Ленин сам никогда не участвовал в процедурах технической смены управленческих декораций «на местах» – однако обладал талантом находить нужные слова для того, чтобы его подчиненные, которые нередко переживали из-за недостаточной компетентности, выполняли свои необычные обязанности с должной твердостью. Луначарский вспоминает, «как на одном из первых Советов Народных Комиссаров Ленин заявил: “Надо, чтобы каждый ехал в порученное ему бывшее министерство, завладел им и живым оттуда не уходил, если будут посягать на то, чтобы вырвать у него порученную ему часть власти”». Отказ назначаемых во власть большевиков, даже со ссылками на отсутствие опыта, житейские неурядицы, расхождение во взглядах и прочие объективные причины Ленин отвергал с гневом: «Это не власть, а работа. Отказываться от комиссарства сейчас хуже, чем отказаться машинисткой стучать: худшая форма саботажа». Идеологические разногласия? «Роскошествуете. Взгляды – взглядами: надо в общую лямку». Это «надо» подразумевало необходимость являться в министерства с отрядом матросов или группой «народных контролеров», сталкиваться с демонстрацией презрения и прямой физической агрессией, за шкирку вытаскивать из-за столов саботажников, увольнять ненужных заместителей, повышать по службе малоизвестных чиновников, желавших продвинуться ценой предательства бывших хозяев. О том, какой эффект производила на наркомов ленинская решительность, можно судить по анекдоту от американского журналиста Вильямса: «Подвойский сказал Ленину: “Я подаю в отставку”. Ленин ответил: “Тогда я прикажу вас расстрелять. Вы не можете покинуть пост”».

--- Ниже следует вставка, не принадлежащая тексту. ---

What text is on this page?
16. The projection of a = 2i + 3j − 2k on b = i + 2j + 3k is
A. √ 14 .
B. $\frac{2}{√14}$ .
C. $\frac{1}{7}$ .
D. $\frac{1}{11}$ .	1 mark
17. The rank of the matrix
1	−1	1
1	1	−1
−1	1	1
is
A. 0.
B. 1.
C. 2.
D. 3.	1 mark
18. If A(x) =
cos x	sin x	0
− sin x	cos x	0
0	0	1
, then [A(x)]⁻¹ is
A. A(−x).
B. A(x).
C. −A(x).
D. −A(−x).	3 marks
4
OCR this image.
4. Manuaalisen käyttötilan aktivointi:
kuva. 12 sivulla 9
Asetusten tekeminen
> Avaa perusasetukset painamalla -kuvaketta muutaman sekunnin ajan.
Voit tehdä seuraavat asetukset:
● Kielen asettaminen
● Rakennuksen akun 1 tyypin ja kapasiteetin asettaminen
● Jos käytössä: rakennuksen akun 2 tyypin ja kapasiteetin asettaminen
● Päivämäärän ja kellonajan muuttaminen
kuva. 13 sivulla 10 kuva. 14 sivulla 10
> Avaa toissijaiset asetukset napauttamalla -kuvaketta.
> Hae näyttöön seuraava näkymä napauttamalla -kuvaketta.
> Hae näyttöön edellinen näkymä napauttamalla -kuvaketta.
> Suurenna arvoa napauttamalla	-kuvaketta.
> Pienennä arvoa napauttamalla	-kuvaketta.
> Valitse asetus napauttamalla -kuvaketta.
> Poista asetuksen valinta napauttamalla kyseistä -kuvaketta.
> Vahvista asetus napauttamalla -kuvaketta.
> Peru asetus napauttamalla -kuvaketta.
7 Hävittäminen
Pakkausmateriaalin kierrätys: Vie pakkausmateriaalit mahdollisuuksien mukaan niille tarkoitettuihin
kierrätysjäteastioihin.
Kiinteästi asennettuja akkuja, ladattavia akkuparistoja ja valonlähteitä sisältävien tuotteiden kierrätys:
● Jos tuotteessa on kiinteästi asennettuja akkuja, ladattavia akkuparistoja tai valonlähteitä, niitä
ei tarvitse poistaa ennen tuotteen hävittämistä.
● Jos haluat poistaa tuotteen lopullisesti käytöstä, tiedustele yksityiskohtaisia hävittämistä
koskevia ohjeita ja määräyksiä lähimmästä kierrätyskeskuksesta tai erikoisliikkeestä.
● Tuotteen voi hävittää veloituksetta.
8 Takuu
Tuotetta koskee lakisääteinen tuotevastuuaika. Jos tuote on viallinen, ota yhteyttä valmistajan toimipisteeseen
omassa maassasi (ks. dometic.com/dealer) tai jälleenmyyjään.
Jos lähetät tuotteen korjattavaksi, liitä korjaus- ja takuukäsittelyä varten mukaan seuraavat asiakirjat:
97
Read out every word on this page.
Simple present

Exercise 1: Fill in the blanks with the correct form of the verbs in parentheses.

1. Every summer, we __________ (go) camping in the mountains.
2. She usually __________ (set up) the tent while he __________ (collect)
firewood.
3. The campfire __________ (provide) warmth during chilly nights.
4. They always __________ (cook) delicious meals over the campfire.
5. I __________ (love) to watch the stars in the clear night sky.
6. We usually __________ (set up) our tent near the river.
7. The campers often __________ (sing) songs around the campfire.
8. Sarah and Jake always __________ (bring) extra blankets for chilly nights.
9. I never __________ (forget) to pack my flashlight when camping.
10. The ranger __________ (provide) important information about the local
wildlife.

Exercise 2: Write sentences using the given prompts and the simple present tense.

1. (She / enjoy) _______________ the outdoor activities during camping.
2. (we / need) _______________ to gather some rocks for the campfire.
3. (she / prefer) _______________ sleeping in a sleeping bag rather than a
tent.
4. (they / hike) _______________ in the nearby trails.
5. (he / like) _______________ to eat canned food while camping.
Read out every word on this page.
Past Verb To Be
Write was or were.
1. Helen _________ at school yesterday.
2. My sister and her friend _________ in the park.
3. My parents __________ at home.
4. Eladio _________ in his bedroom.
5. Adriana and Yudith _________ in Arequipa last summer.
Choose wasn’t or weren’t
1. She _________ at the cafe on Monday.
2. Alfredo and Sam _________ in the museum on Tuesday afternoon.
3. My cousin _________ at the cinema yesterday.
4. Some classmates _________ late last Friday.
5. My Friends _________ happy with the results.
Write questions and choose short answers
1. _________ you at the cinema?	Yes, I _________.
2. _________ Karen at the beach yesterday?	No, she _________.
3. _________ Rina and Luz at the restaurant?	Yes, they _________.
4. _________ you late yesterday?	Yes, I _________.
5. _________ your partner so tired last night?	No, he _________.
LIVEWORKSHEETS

В воспоминаниях Г. Соломона Ленин жалуется на то, что его окружают «люди прекраснодушные, но совершенно не понимающие, что к чему и как нужно воплощать в жизнь великие идеи… Ведь вот ходил же Менжинский в качестве наркомфина с целым оркестром музыки не просто взять и получить, нет, а реквизировать десять миллионов… Смехота»[23]. Пожалуй, единственная задокументированная более-менее контактная «реквизиция» с участием самого Ленина – беседа по телефону с Верховным главнокомандующим Духониным. Яркий эпизод, когда Ленину требовалось: а) отобрать у генерала его армию; б) объяснить Верховному главнокомандующему, что никакой он больше не командующий, а вместо него приедет прапорщик Крыленко, которому следует немедленно передать всю власть; можно предположить, что опубликованная стенограмма диалога: «Именем правительства Российской республики, по поручению Совета Народных Комиссаров, мы увольняем вас от занимаемой вами должности за неповиновение предписаниям правительства и за поведение, несущее неслыханные бедствия трудящимся массам всех стран и в особенности армиям» – дает лишь общее представление о характере беседы.


Если первые месяцы осени здание Кваренги извергало из себя агитаторов, пытавшихся «разложить» гарнизон, то после 25 октября оно превратилось в штаб де-анархизации: большевистские наркомы должны были возвращаться сюда и докладывать о своих успехах по захвату министерств, ведомств, банков, узлов связи и коммунальных структур.